I did receive this book complimentary for the review, and these thoughts are my own.
I has taken me a good four months to finish Blue Stars by Emily Gray Tedrowe.
To be honest, I have mixed feelings about this book. It took me awhile to get into the plot-line, and honestly I only kept reading to see what happened to the men. I was frustrated about the characterization of the women. It was like the author portrayed two extremes of military family members: those that don’t agree with the war and a wife who cheats on her soldier. I think that is a stereotype along with just being married to get the benefits.
There were parts that I appreciated and felt that were spot on though. She described that it was hard to fight or be upset in general when the soldier was overseas because you didn’t want to distract them from their mission. It can be really hard to not show your emotions to the one person you want to show emotions to.
I would also have to agree that there can be a lot of red-tape when you are dealing with any type of paperwork in the military. The author did a good job of detailing some of the issues with having to go back and forth to several different offices for stamps of approval only to get a small thing lost to start over again. This very thing cost Tom a promotion once.
I did like that they highlighted more of the anguish and the anxiety that is felt on the homefront by the families. There is a lot of attention on the soldier, as there should be, but there is also a lot of confusion and anxiety with the responsibilities of being the one who stays behind. And while I think we all feel some animosity towards the politics of the war, I felt like there was too much focus on this instead of the steadfast support.
I guess what threw me off really was the cheating part, and it was hard for me to swallow the rest of the book. I felt like there weren’t any “normal” families represented. Normal is the only term I could think of, but I felt like both of these families were not representative of a majority of the population you see in the military world. I feel like it didn’t highlight the strength of having to deal with the every day as much as I would have liked. I felt like it definitely highlighted a more sympathetic and “woe is me” vibe. And without giving too much away, you see these women struggle and their response I don’t feel is indicative to most families. I feel like they both gave up, where I saw countless families doing amazing things and standing strong with the uncertainty that comes with war. I feel that these women were polarized in their stances, and we are not seeing any of the middle ground individuals where I would say most of us families lie. Again, I may have just grasped onto the cheating aspect and had a hard time moving past that.

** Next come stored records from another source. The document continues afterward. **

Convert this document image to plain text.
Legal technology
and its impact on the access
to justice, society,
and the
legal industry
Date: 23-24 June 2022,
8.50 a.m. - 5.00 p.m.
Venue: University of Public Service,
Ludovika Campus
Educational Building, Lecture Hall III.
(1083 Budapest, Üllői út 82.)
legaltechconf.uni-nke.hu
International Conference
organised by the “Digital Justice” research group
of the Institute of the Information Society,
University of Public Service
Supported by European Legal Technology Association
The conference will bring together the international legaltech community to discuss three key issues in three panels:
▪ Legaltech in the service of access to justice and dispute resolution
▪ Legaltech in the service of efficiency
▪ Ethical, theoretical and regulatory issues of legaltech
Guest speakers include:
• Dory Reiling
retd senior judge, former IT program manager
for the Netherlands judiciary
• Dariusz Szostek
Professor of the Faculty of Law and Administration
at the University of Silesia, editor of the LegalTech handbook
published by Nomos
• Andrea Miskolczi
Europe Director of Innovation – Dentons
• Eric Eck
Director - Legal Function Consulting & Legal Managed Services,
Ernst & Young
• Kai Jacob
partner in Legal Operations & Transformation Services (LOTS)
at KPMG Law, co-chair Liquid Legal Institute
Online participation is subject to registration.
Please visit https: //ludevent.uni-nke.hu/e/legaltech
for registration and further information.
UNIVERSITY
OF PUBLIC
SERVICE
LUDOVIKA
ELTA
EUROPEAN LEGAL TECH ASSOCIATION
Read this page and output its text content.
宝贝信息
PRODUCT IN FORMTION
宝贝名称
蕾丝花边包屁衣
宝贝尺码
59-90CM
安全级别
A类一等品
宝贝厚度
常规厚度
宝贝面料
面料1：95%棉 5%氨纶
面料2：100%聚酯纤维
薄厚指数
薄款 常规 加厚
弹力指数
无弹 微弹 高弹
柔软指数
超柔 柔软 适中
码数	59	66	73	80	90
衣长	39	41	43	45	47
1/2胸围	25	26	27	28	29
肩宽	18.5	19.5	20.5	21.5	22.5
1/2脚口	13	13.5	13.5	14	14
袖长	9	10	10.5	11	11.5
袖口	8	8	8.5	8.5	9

So all in all I was 50/50 about the book. There were pages I was saying “Amen sister friend” in my head, and other thinking “it’s not really like that for most of us. ” But then again we all have our own experiences, so maybe I am wrong about the majority of families. And this was a fictional book, so some of this I take with a grain of salt for sure. There were a lot of rave reviews for it on Goodreads. Many said they couldn’t put it down and had only great things to say about it.
So you may feel differently than I did.
Have you read this book? What did you think?
I was pretty much nodding my head right along with you. It took me a while to get into the book, but then I really wanted to know what happened to everyone. I agree that a lot of what was written about were embarrassing stereotypes (the cheating, the money problems), and that rubbed me the wrong way. But I tried to tell myself that this book wasn’t representing all military families. I did really like the way the women interacted with each other; that felt genuine to me.
I liked the interactions between the women too. I think that is an integral piece of being the one who stays here. You really need that support system, and I appreciated how she showed how much that relationship can mean in this environment.